- Heinz (HNZ) reported organic sales growth of 2.3% y-o-y for the third quarter
- Sales from emerging markets grew by 17.6% y-o-y organically
- Top 15 brands contributed more than 70% of total sales for the period
- Operating income grew 4.3% y-o-y driven by higher prices and productivity improvements
H. J. Heinz & Co., which recently announced its acquisition by Berkshire Hathaway and 3G Capital, reported earnings for the third quarter of fiscal 2013 on Thursday, February 21. The ketchup giant witnessed organic sales growth of 2.3% led by emerging markets where organic sales grew by 17.6% over the previous year. Strong performance of its ketchup business in Russia, Latin America and Canada was visible in the 4.2% y-o-y top-line growth. The company’s top 15 brands, including Heinz, ABC, Quero and Classico, contributed to more than 70% of total sales for the period. Higher pricing and productivity improvements drove operating income 4.3% higher to $480 million despite higher commodity costs.
Heinz Savors Emerging Markets Growth
Heinz’s emerging markets operations continued to thrive with 17.6% organic sales growth driven by its ketchup and sauce business in Brazil, Russia and Indonesia. The company witnessed smart volume gains in Brazil driven by Quero and Heinz brands. China and Indonesia led volume gains in the Asia-Pacific region. Post acquisition, we forecast aggressive growth strategies by the company marked by higher marketing and promotional spends and a possible acquisition of local brands like Quero in Brazil to tap the huge potential in emerging markets. (See Heinz $28 Bn Acquisition Implies Faster Global Growth And Thicker Margins Ahead)

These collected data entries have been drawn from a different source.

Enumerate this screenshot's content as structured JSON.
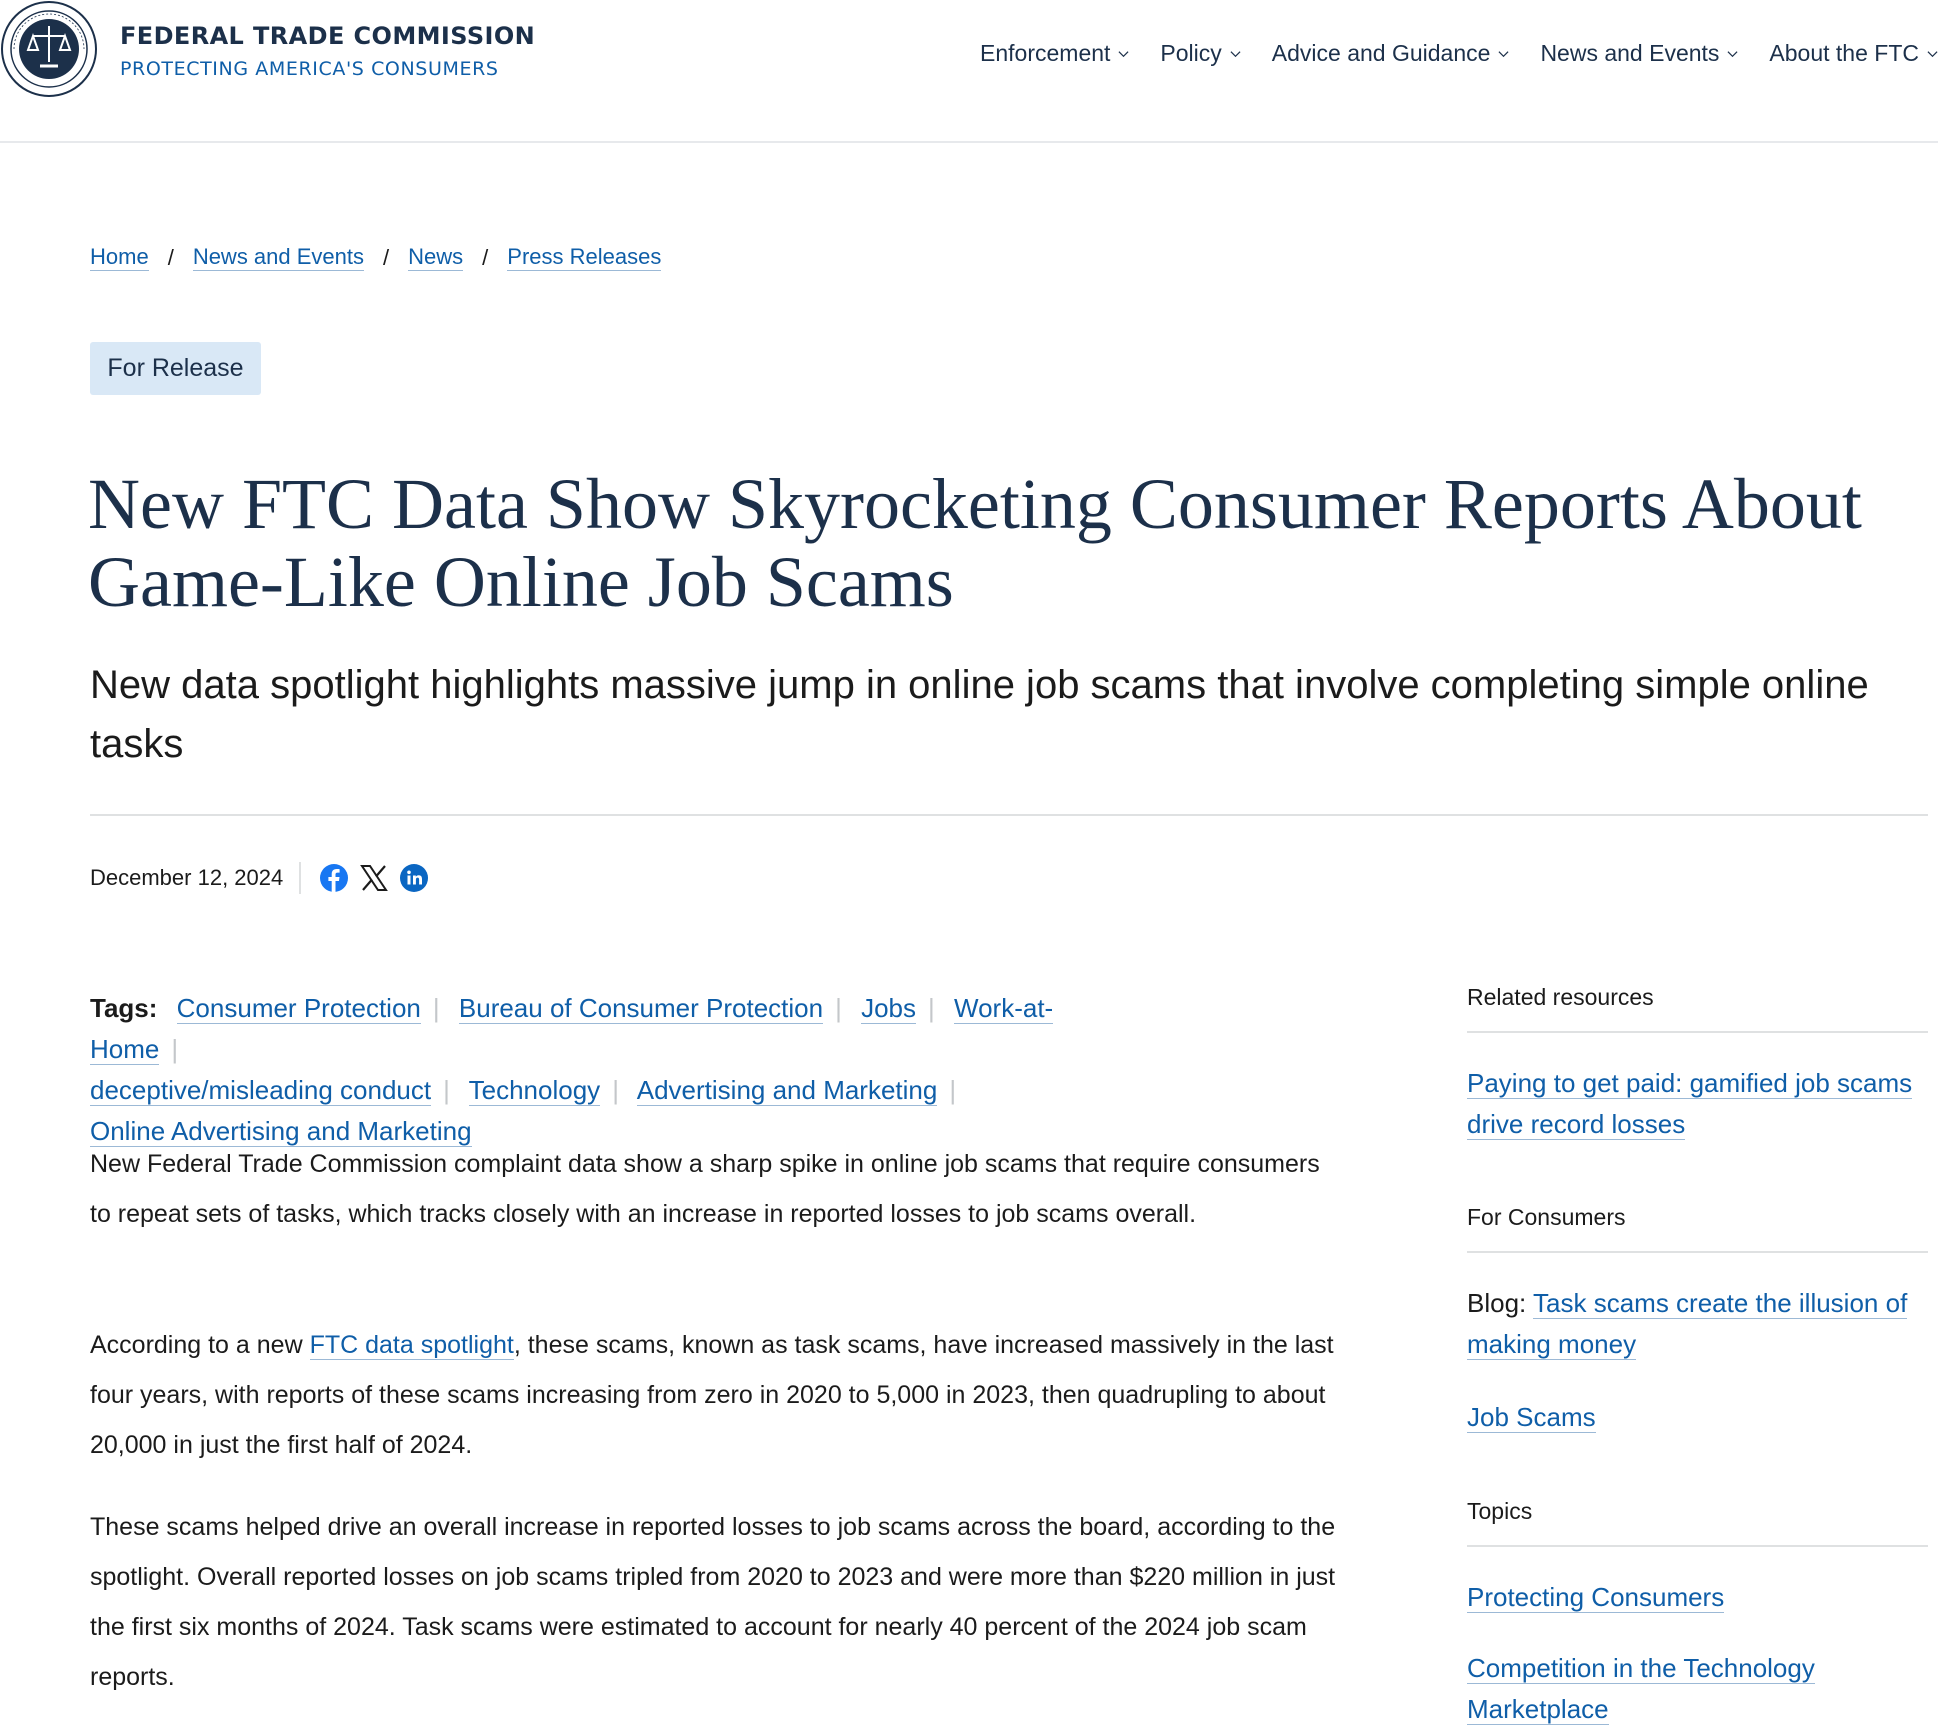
{
  "header": {
    "title": "FEDERAL TRADE COMMISSION",
    "subtitle": "PROTECTING AMERICA'S CONSUMERS",
    "nav": [
      {
        "label": "Enforcement"
      },
      {
        "label": "Policy"
      },
      {
        "label": "Advice and Guidance"
      },
      {
        "label": "News and Events"
      },
      {
        "label": "About the FTC"
      }
    ]
  },
  "breadcrumb": [
    "Home",
    "News and Events",
    "News",
    "Press Releases"
  ],
  "release_tag": "For Release",
  "headline": "New FTC Data Show Skyrocketing Consumer Reports About Game-Like Online Job Scams",
  "subhead": "New data spotlight highlights massive jump in online job scams that involve completing simple online tasks",
  "date": "December 12, 2024",
  "social": [
    "facebook-icon",
    "x-icon",
    "linkedin-icon"
  ],
  "tags": {
    "label": "Tags:",
    "items": [
      "Consumer Protection",
      "Bureau of Consumer Protection",
      "Jobs",
      "Work-at-Home",
      "deceptive/misleading conduct",
      "Technology",
      "Advertising and Marketing",
      "Online Advertising and Marketing"
    ]
  },
  "body": {
    "p1": "New Federal Trade Commission complaint data show a sharp spike in online job scams that require consumers to repeat sets of tasks, which tracks closely with an increase in reported losses to job scams overall.",
    "p2_before": "According to a new ",
    "p2_link": "FTC data spotlight",
    "p2_after": ", these scams, known as task scams, have increased massively in the last four years, with reports of these scams increasing from zero in 2020 to 5,000 in 2023, then quadrupling to about 20,000 in just the first half of 2024.",
    "p3": "These scams helped drive an overall increase in reported losses to job scams across the board, according to the spotlight. Overall reported losses on job scams tripled from 2020 to 2023 and were more than $220 million in just the first six months of 2024. Task scams were estimated to account for nearly 40 percent of the 2024 job scam reports."
  },
  "sidebar": {
    "related_heading": "Related resources",
    "related_link": "Paying to get paid: gamified job scams drive record losses",
    "consumers_heading": "For Consumers",
    "blog_prefix": "Blog: ",
    "blog_link": "Task scams create the illusion of making money",
    "job_scams_link": "Job Scams",
    "topics_heading": "Topics",
    "topic_links": [
      "Protecting Consumers",
      "Competition in the Technology Marketplace"
    ]
  }
}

Heinz, Classico and Quero Drive Growth
Most of the volume gains in Brazil were a result of successful marketing and promotional activities, increased distribution and introduction of Heinz branded ketchup. Pricing gains in the rest of the world region that includes operations in Africa, Latin America, and the Middle East increased sales by 11.9% largely due to price increases on Quero branded products in Brazil. The company also reported gross margin improvements in all geographies, including North America and Europe driven by higher pricing and productivity measures despite higher commodity costs. Effective pricing measures driving bottom-line growth in markets with relatively weaker fundamentals demonstrates the company’s brand strength.